Is it difficult being a mother and a working actor at the same time, even now? Have things changed at all in the recent past?
It's really tough yaar, especially for someone like me. It gets pretty intense as I had to go on an outdoor shoot for Dum Laga Ke Haisha. In fact, I had to refuse Zoya Akhtar's Dil Dhadakne Do which was a 61-day cruise. I couldn't bear to stay away from my child for that long. We need people who can manage our house, while we're working. I think such professionals will find a lot of takers among female working actors.
But is she happy with the kind of roles on offer? Having made her mark as a credible character artist, a woman her age, with a child often finds it difficult to find work in an industry still fascinated with 'young' women in the lead. Does Bollywood even have enough roles for middle-aged female actors?
If the role requires preparation and if something special is being offered to me, I don't mind the auditions. But if you're going to give me another part which isn't very significant, then I mind going for those auditions.
She's been frequent on some new-age content companies like AIB (All India Bakchod) and TVF (The Viral Fever), is there a new wave of content coming our way?

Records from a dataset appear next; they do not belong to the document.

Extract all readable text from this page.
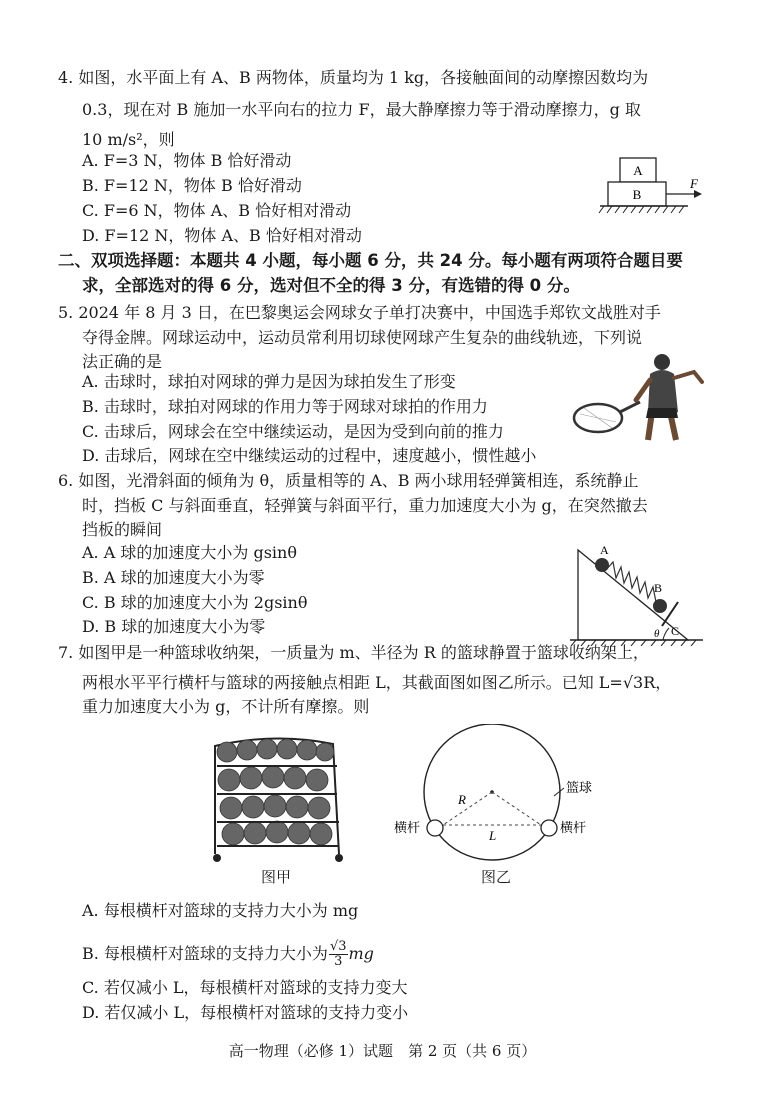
4. 如图，水平面上有 A、B 两物体，质量均为 1 kg，各接触面间的动摩擦因数均为
0.3，现在对 B 施加一水平向右的拉力 F，最大静摩擦力等于滑动摩擦力，g 取
10 m/s²，则
A. F=3 N，物体 B 恰好滑动
B. F=12 N，物体 B 恰好滑动
C. F=6 N，物体 A、B 恰好相对滑动
D. F=12 N，物体 A、B 恰好相对滑动
A
B
F
二、双项选择题：本题共 4 小题，每小题 6 分，共 24 分。每小题有两项符合题目要
求，全部选对的得 6 分，选对但不全的得 3 分，有选错的得 0 分。
5. 2024 年 8 月 3 日，在巴黎奥运会网球女子单打决赛中，中国选手郑钦文战胜对手
夺得金牌。网球运动中，运动员常利用切球使网球产生复杂的曲线轨迹，下列说
法正确的是
A. 击球时，球拍对网球的弹力是因为球拍发生了形变
B. 击球时，球拍对网球的作用力等于网球对球拍的作用力
C. 击球后，网球会在空中继续运动，是因为受到向前的推力
D. 击球后，网球在空中继续运动的过程中，速度越小，惯性越小
6. 如图，光滑斜面的倾角为 θ，质量相等的 A、B 两小球用轻弹簧相连，系统静止
时，挡板 C 与斜面垂直，轻弹簧与斜面平行，重力加速度大小为 g，在突然撤去
挡板的瞬间
A. A 球的加速度大小为 gsinθ
B. A 球的加速度大小为零
C. B 球的加速度大小为 2gsinθ
D. B 球的加速度大小为零
A
B
C
θ
7. 如图甲是一种篮球收纳架，一质量为 m、半径为 R 的篮球静置于篮球收纳架上，
两根水平平行横杆与篮球的两接触点相距 L，其截面图如图乙所示。已知 L=√3R，
重力加速度大小为 g，不计所有摩擦。则
图甲
篮球
横杆	横杆
R
L
图乙
A. 每根横杆对篮球的支持力大小为 mg
B. 每根横杆对篮球的支持力大小为 $\frac{√3}{3}$ mg
C. 若仅减小 L，每根横杆对篮球的支持力变大
D. 若仅减小 L，每根横杆对篮球的支持力变小
高一物理（必修 1）试题　第 2 页（共 6 页）
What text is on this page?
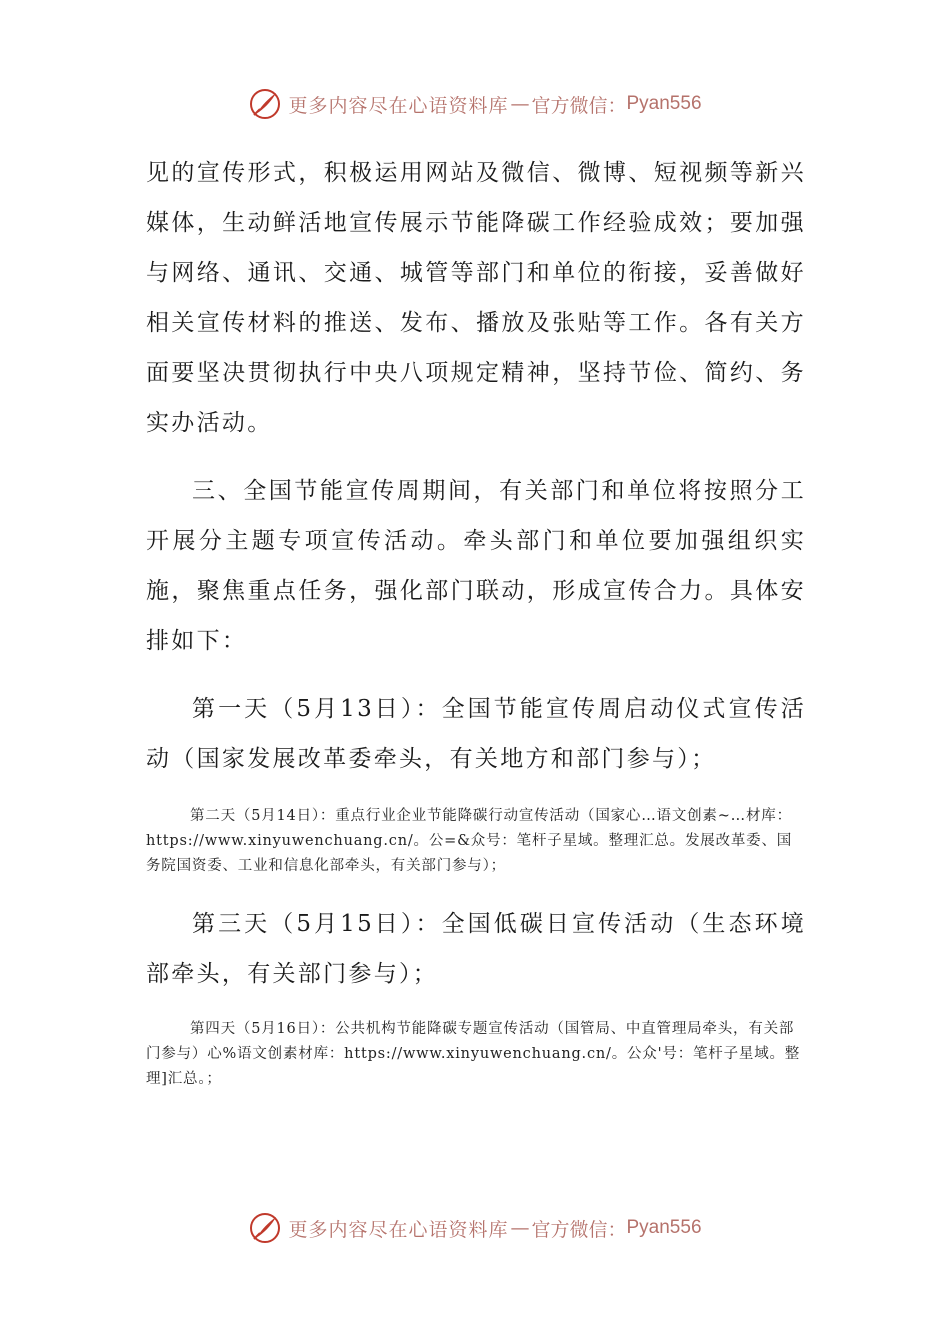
更多内容尽在心语资料库 — 官方微信： Pyan556

见的宣传形式，积极运用网站及微信、微博、短视频等新兴媒体，生动鲜活地宣传展示节能降碳工作经验成效；要加强与网络、通讯、交通、城管等部门和单位的衔接，妥善做好相关宣传材料的推送、发布、播放及张贴等工作。各有关方面要坚决贯彻执行中央八项规定精神，坚持节俭、简约、务实办活动。

三、全国节能宣传周期间，有关部门和单位将按照分工开展分主题专项宣传活动。牵头部门和单位要加强组织实施，聚焦重点任务，强化部门联动，形成宣传合力。具体安排如下：

第一天（5月13日）：全国节能宣传周启动仪式宣传活动（国家发展改革委牵头，有关地方和部门参与）；

第二天（5月14日）：重点行业企业节能降碳行动宣传活动（国家心…语文创素~…材库：https://www.xinyuwenchuang.cn/。公=&众号：笔杆子星域。整理汇总。发展改革委、国务院国资委、工业和信息化部牵头，有关部门参与）；

第三天（5月15日）：全国低碳日宣传活动（生态环境部牵头，有关部门参与）；

第四天（5月16日）：公共机构节能降碳专题宣传活动（国管局、中直管理局牵头，有关部门参与）心%语文创素材库：https://www.xinyuwenchuang.cn/。公众'号：笔杆子星域。整理]汇总。；

更多内容尽在心语资料库 — 官方微信： Pyan556
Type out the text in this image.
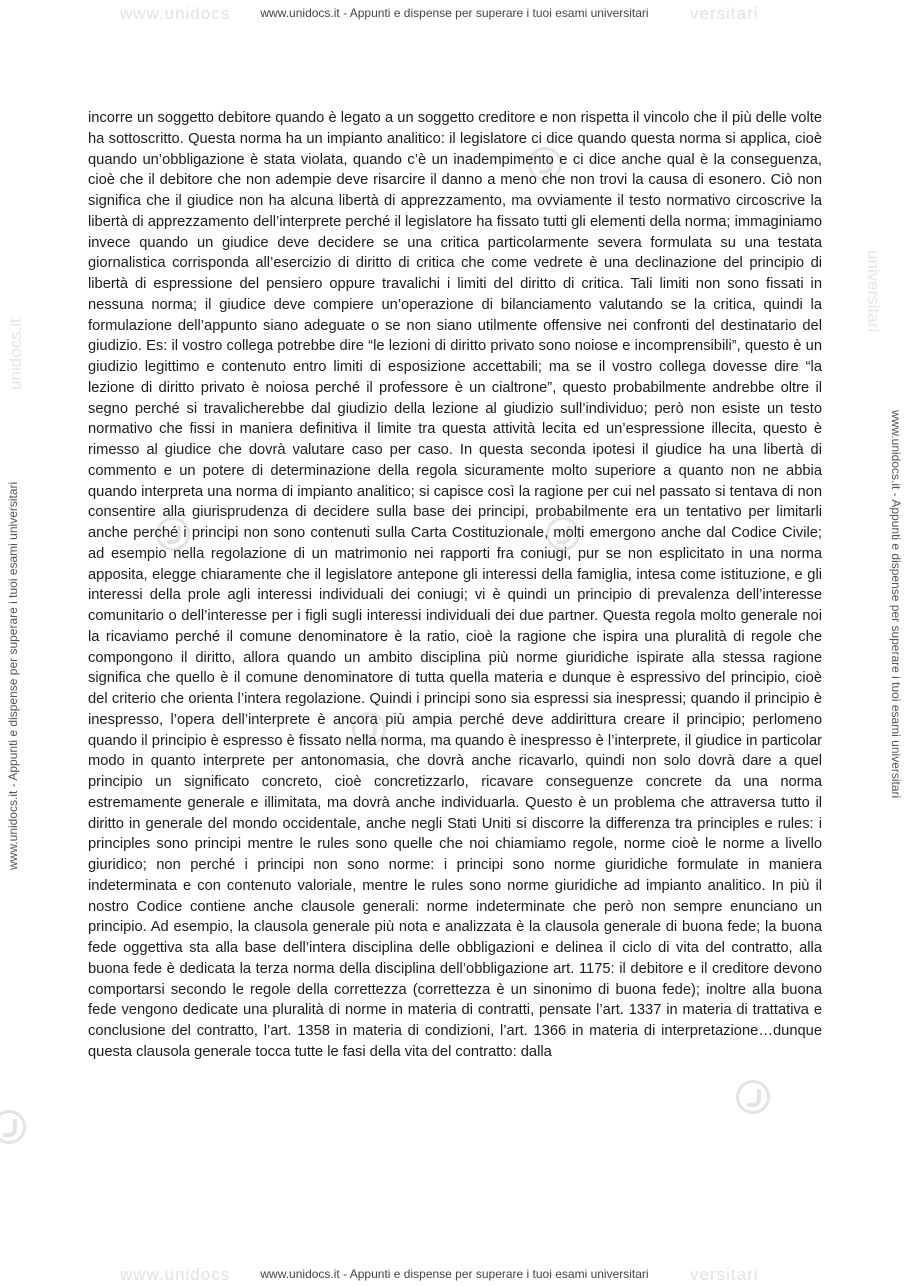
www.unidocs	versitari
www.unidocs.it - Appunti e dispense per superare i tuoi esami universitari
unidocs.it
universitari
www.unidocs.it - Appunti e dispense per superare i tuoi esami universitari	www.unidocs.it - Appunti e dispense per superare i tuoi esami universitari

incorre un soggetto debitore quando è legato a un soggetto creditore e non rispetta il vincolo che il più delle volte ha sottoscritto. Questa norma ha un impianto analitico: il legislatore ci dice quando questa norma si applica, cioè quando un’obbligazione è stata violata, quando c’è un inadempimento e ci dice anche qual è la conseguenza, cioè che il debitore che non adempie deve risarcire il danno a meno che non trovi la causa di esonero. Ciò non significa che il giudice non ha alcuna libertà di apprezzamento, ma ovviamente il testo normativo circoscrive la libertà di apprezzamento dell’interprete perché il legislatore ha fissato tutti gli elementi della norma; immaginiamo invece quando un giudice deve decidere se una critica particolarmente severa formulata su una testata giornalistica corrisponda all’esercizio di diritto di critica che come vedrete è una declinazione del principio di libertà di espressione del pensiero oppure travalichi i limiti del diritto di critica. Tali limiti non sono fissati in nessuna norma; il giudice deve compiere un’operazione di bilanciamento valutando se la critica, quindi la formulazione dell’appunto siano adeguate o se non siano utilmente offensive nei confronti del destinatario del giudizio. Es: il vostro collega potrebbe dire “le lezioni di diritto privato sono noiose e incomprensibili”, questo è un giudizio legittimo e contenuto entro limiti di esposizione accettabili; ma se il vostro collega dovesse dire “la lezione di diritto privato è noiosa perché il professore è un cialtrone”, questo probabilmente andrebbe oltre il segno perché si travalicherebbe dal giudizio della lezione al giudizio sull’individuo; però non esiste un testo normativo che fissi in maniera definitiva il limite tra questa attività lecita ed un’espressione illecita, questo è rimesso al giudice che dovrà valutare caso per caso. In questa seconda ipotesi il giudice ha una libertà di commento e un potere di determinazione della regola sicuramente molto superiore a quanto non ne abbia quando interpreta una norma di impianto analitico; si capisce così la ragione per cui nel passato si tentava di non consentire alla giurisprudenza di decidere sulla base dei principi, probabilmente era un tentativo per limitarli anche perché i principi non sono contenuti sulla Carta Costituzionale, molti emergono anche dal Codice Civile; ad esempio nella regolazione di un matrimonio nei rapporti fra coniugi, pur se non esplicitato in una norma apposita, elegge chiaramente che il legislatore antepone gli interessi della famiglia, intesa come istituzione, e gli interessi della prole agli interessi individuali dei coniugi; vi è quindi un principio di prevalenza dell’interesse comunitario o dell’interesse per i figli sugli interessi individuali dei due partner. Questa regola molto generale noi la ricaviamo perché il comune denominatore è la ratio, cioè la ragione che ispira una pluralità di regole che compongono il diritto, allora quando un ambito disciplina più norme giuridiche ispirate alla stessa ragione significa che quello è il comune denominatore di tutta quella materia e dunque è espressivo del principio, cioè del criterio che orienta l’intera regolazione. Quindi i principi sono sia espressi sia inespressi; quando il principio è inespresso, l’opera dell’interprete è ancora più ampia perché deve addirittura creare il principio; perlomeno quando il principio è espresso è fissato nella norma, ma quando è inespresso è l’interprete, il giudice in particolar modo in quanto interprete per antonomasia, che dovrà anche ricavarlo, quindi non solo dovrà dare a quel principio un significato concreto, cioè concretizzarlo, ricavare conseguenze concrete da una norma estremamente generale e illimitata, ma dovrà anche individuarla. Questo è un problema che attraversa tutto il diritto in generale del mondo occidentale, anche negli Stati Uniti si discorre la differenza tra principles e rules: i principles sono principi mentre le rules sono quelle che noi chiamiamo regole, norme cioè le norme a livello giuridico; non perché i principi non sono norme: i principi sono norme giuridiche formulate in maniera indeterminata e con contenuto valoriale, mentre le rules sono norme giuridiche ad impianto analitico. In più il nostro Codice contiene anche clausole generali: norme indeterminate che però non sempre enunciano un principio. Ad esempio, la clausola generale più nota e analizzata è la clausola generale di buona fede; la buona fede oggettiva sta alla base dell’intera disciplina delle obbligazioni e delinea il ciclo di vita del contratto, alla buona fede è dedicata la terza norma della disciplina dell’obbligazione art. 1175: il debitore e il creditore devono comportarsi secondo le regole della correttezza (correttezza è un sinonimo di buona fede); inoltre alla buona fede vengono dedicate una pluralità di norme in materia di contratti, pensate l’art. 1337 in materia di trattativa e conclusione del contratto, l’art. 1358 in materia di condizioni, l’art. 1366 in materia di interpretazione…dunque questa clausola generale tocca tutte le fasi della vita del contratto: dalla

www.unidocs	versitari
www.unidocs.it - Appunti e dispense per superare i tuoi esami universitari
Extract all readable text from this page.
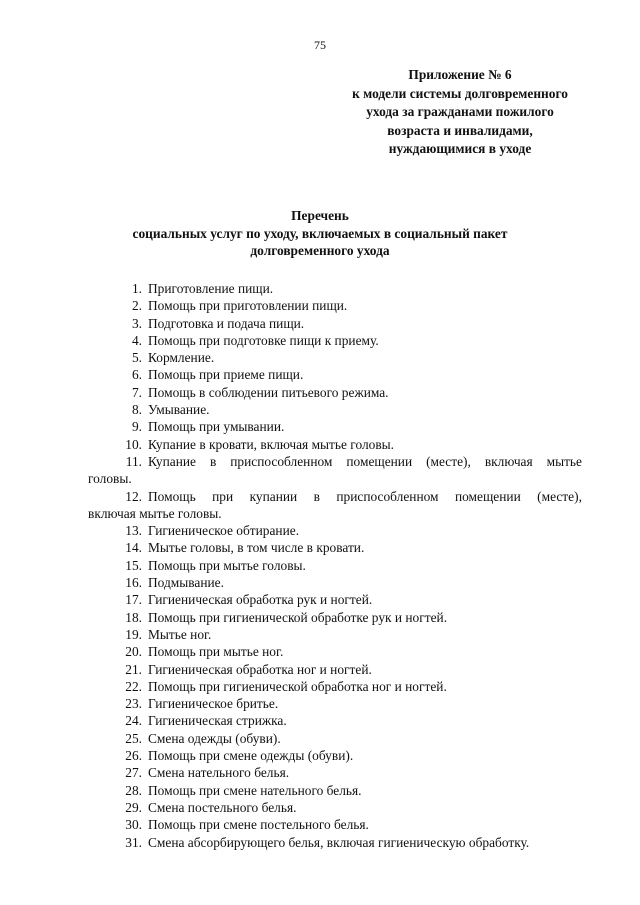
75
Приложение № 6
к модели системы долговременного
ухода за гражданами пожилого
возраста и инвалидами,
нуждающимися в уходе
Перечень
социальных услуг по уходу, включаемых в социальный пакет
долговременного ухода
1. Приготовление пищи.
2. Помощь при приготовлении пищи.
3. Подготовка и подача пищи.
4. Помощь при подготовке пищи к приему.
5. Кормление.
6. Помощь при приеме пищи.
7. Помощь в соблюдении питьевого режима.
8. Умывание.
9. Помощь при умывании.
10. Купание в кровати, включая мытье головы.
11. Купание в приспособленном помещении (месте), включая мытье
головы.
12. Помощь при купании в приспособленном помещении (месте),
включая мытье головы.
13. Гигиеническое обтирание.
14. Мытье головы, в том числе в кровати.
15. Помощь при мытье головы.
16. Подмывание.
17. Гигиеническая обработка рук и ногтей.
18. Помощь при гигиенической обработке рук и ногтей.
19. Мытье ног.
20. Помощь при мытье ног.
21. Гигиеническая обработка ног и ногтей.
22. Помощь при гигиенической обработка ног и ногтей.
23. Гигиеническое бритье.
24. Гигиеническая стрижка.
25. Смена одежды (обуви).
26. Помощь при смене одежды (обуви).
27. Смена нательного белья.
28. Помощь при смене нательного белья.
29. Смена постельного белья.
30. Помощь при смене постельного белья.
31. Смена абсорбирующего белья, включая гигиеническую обработку.
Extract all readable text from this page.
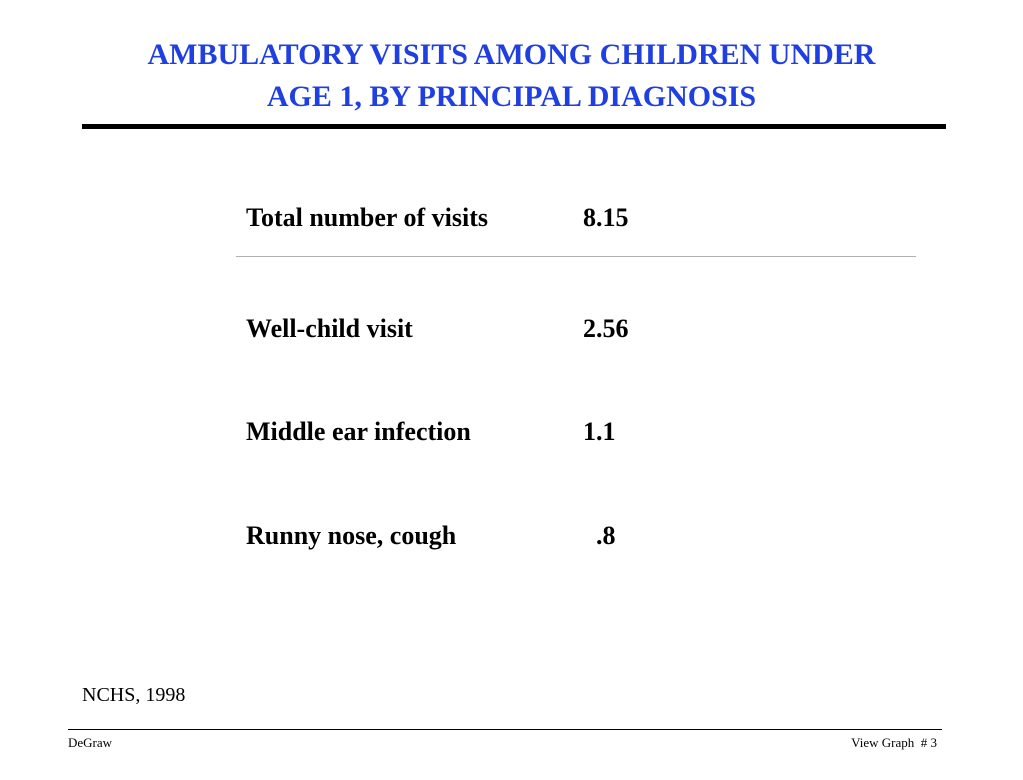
AMBULATORY VISITS AMONG CHILDREN UNDER
AGE 1, BY PRINCIPAL DIAGNOSIS
Total number of visits	8.15
Well-child visit	2.56
Middle ear infection	1.1
Runny nose, cough	.8
NCHS, 1998
DeGraw	View Graph  # 3
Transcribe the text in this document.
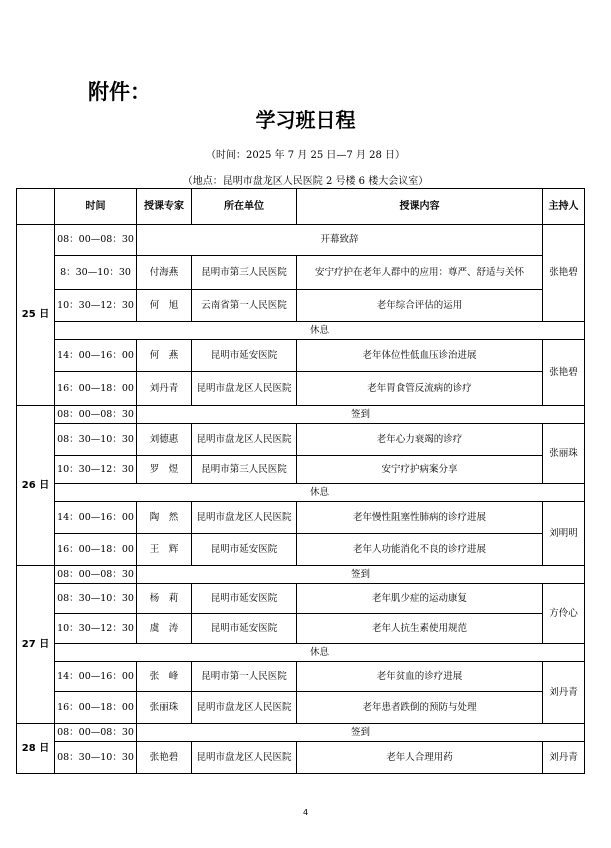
附件：
学习班日程
（时间：2025 年 7 月 25 日—7 月 28 日）
（地点：昆明市盘龙区人民医院 2 号楼 6 楼大会议室）
	时间	授课专家	所在单位	授课内容	主持人
25 日	08：00—08：30	开幕致辞			张艳碧
	8：30—10：30	付海燕	昆明市第三人民医院	安宁疗护在老年人群中的应用：尊严、舒适与关怀	
	10：30—12：30	何　旭	云南省第一人民医院	老年综合评估的运用	
	休息				
	14：00—16：00	何　燕	昆明市延安医院	老年体位性低血压诊治进展	张艳碧
	16：00—18：00	刘丹青	昆明市盘龙区人民医院	老年胃食管反流病的诊疗	
26 日	08：00—08：30	签到			
	08：30—10：30	刘德惠	昆明市盘龙区人民医院	老年心力衰竭的诊疗	张丽珠
	10：30—12：30	罗　煜	昆明市第三人民医院	安宁疗护病案分享	
	休息				
	14：00—16：00	陶　然	昆明市盘龙区人民医院	老年慢性阻塞性肺病的诊疗进展	刘明明
	16：00—18：00	王　辉	昆明市延安医院	老年人功能消化不良的诊疗进展	
27 日	08：00—08：30	签到			
	08：30—10：30	杨　莉	昆明市延安医院	老年肌少症的运动康复	方伶心
	10：30—12：30	虞　涛	昆明市延安医院	老年人抗生素使用规范	
	休息				
	14：00—16：00	张　峰	昆明市第一人民医院	老年贫血的诊疗进展	刘丹青
	16：00—18：00	张丽珠	昆明市盘龙区人民医院	老年患者跌倒的预防与处理	
28 日	08：00—08：30	签到			
	08：30—10：30	张艳碧	昆明市盘龙区人民医院	老年人合理用药	刘丹青
4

Or does she think it will soon become the same old? Chaddha is quietly optimistic as she says,
I think in spite of a strong start, some complacency has started to set in. So they're real and quirky and bringing out all our eccentricities, but that's that, they aren't doing much else. She might have a point considering most of it centres around desi parents, and the emphasis on being relatable on the Internet. I guess even they're figuring it out for now. The stuff on the Internet can be much more exciting. I'm hopeful.
With the kind of regressive content being churned out of Indian television, does she even identify with it?
I do it purely because the money is good, but yes our content is definitely not up to the mark and I know it. I don't claim to be the most aware person of my surroundings, but I read the one-line synopsis of the show (Pehredar Piya Ki) and found it slightly scary. If you're going to fetishise a relationship between a young boy and an older woman, be open about it and make an honest show yaar.
The actor has had her hands full, from Permanent Roommates, to Bandish Bandits, to the critically acclaimed Pagglait. For someone who rues the lack of good work for actors like her, this is probably the world's way of giving Chaddha, her due. It might even work for the short-term, but the problem of lack of roles as supporting characters and casting women beyond a certain age will only be fixed gradually. Just like Sheeba Chaddha herself, we're hopeful.